Let $\mu: \mathcal{P}(\mathbb{Z}\times\mathbb{Z}) \rightarrow [0,1]$ be a finitely additive $\mathbb{Z}\times\mathbb{Z}$-variant probability measure. For each prime $p$, set $A_p=\{(m,n) \in \mathbb{Z}\times\mathbb{Z}: p \nmid a \text{ or } p \nmid b\}$. Then, finite additivity implies that $\mu(A_p)=1-\frac{1}{p^2}$ for any prime $p$. It follows that

$$\mu(\{(m,n) \in \mathbb{Z}\times\mathbb{Z}: gcd(m,n)=1\})=\mu\left(\bigcap_{p \text{ prime}} A_p\right) \leq \prod_{p \text{ prime}} \mu(A_p)=\frac{6}{\pi^2}$$

The lack of continuity of $\mu$ from above prevents us to conclude equality as it may be that $\prod_{p \text{ prime}} \mu(A_p)=\lim_{n \rightarrow \infty}\mu(A_2 \cap A_3 \cap \dots \cap A_{p_n}) \neq \mu\left(\bigcap_{p \text{ prime}} A_p\right)$. This is partly why I am interested in the second question; I'd be happy to see if this were actually equality, which, we know in our hearts, must be true!

Clearly the specific problem here regarding coprimality is just a distraction. What I really want to see is if "taking limits of probabilities obtained on the set $\{1,2,\dots,n\}$" actually corresponds to something meaningful in this finitely additive setting.

Answer 1

First, let me answer your general question about using these means to generate uniform distributions on $\mathbb{Z}$. These finitely additive measures look like Radon measures on $\beta \mathbb{Z}$. Using set theoretical arguments, you can cook up $2^{2^{|\mathbb Z|}}$ different closed $\mathbb{Z}$-invariant subsets in $\beta \mathbb{Z}$, each of which is able to support a different invariant measure by Day's fixed point theorem. So the first problem in generating uniform random numbers in $\mathbb{Z}$ is choosing one of the $2^{2^{|\mathbb{Z}|}}$ different finitely additive probabilities that $\mathbb{Z}$ admits.

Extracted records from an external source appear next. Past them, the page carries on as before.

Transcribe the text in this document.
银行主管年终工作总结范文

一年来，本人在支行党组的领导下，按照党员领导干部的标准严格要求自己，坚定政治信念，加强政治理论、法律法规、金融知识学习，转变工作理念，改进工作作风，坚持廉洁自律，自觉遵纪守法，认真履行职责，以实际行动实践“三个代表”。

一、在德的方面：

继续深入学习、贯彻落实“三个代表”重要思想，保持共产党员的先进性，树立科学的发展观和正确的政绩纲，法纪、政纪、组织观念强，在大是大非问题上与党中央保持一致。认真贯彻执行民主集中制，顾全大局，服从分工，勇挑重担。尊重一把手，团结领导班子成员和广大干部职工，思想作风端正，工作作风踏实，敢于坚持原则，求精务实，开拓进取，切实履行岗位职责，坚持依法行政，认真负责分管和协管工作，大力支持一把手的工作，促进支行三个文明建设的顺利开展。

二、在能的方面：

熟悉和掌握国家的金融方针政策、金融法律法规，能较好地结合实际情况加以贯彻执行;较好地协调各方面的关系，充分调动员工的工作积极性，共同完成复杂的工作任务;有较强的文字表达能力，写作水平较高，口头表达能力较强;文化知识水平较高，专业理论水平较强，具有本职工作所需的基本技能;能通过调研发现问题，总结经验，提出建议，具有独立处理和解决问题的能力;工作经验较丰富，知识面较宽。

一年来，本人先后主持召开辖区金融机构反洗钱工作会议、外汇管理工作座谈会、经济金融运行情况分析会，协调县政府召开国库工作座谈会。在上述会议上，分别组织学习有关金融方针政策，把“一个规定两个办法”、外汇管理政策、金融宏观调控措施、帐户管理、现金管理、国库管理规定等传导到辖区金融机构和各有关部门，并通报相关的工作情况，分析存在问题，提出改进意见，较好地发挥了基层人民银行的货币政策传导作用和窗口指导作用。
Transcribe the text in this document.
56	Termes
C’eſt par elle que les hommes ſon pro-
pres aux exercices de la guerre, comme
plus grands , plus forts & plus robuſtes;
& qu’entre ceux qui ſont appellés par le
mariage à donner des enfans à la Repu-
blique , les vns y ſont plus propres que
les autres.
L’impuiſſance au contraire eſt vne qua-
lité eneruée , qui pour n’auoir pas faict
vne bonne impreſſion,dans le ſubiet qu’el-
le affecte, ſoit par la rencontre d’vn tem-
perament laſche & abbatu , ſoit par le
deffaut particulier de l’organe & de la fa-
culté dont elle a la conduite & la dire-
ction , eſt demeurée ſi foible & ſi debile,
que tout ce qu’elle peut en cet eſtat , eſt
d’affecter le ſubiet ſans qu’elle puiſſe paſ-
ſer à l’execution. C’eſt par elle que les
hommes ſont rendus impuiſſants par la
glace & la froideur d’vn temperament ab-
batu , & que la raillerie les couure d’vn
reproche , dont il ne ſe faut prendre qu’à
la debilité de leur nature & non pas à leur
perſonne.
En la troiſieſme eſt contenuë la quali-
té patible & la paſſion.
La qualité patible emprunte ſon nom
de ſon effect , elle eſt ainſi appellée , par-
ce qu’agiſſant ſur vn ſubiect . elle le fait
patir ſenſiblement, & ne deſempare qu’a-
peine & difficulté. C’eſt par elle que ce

Your question hints at using the partial Cèsaro means $\mu_n = \frac{1}{2n+1} \sum_{k=-n}^n \delta_k$; indeed, this is reasonable as any $w^*$-cluster point of $\mu_n$ can be seen to be a finitely additive invariant probability on $\mathbb{Z}$. However, when you implement this in practice, it's unclear how this would be any different from a discrete uniform distribution on a large, but finite, subset of $\mathbb{Z}$.

The answer to your first listed question is no. Notice that each invariant finitely additive probability corresponds to an invariant norm-one linear functional on $\ell^\infty (\mathbb{Z})$. Observe that by a careful use of the Hahn-Banach theorem, the functionals $L_+(x) = \lim_{n \to \infty}x_n$ and $L_-(x) = \lim_{n \to -\infty}(x_n)$ can be extended to two distinct Banach limits $B_+$ and $B_-$. To each, we associate the probability $\mu_{\pm}$, which we calculate via $\mu_{\pm}(A) = B_{\pm}(\chi_A)$. Setting $A = \mathbb{Z}^+$, we observe that $\mu_+(A) = 1$, $\mu_-(A) = 0$, but neither is $0.5$, which is the asymptotic density of $A$. That said, by dropping to a subnet, the claim about asymptotic density does hold for any finitely additive probability that arises as the $w^*$-cluster point of the partial Cèsaro means sequence.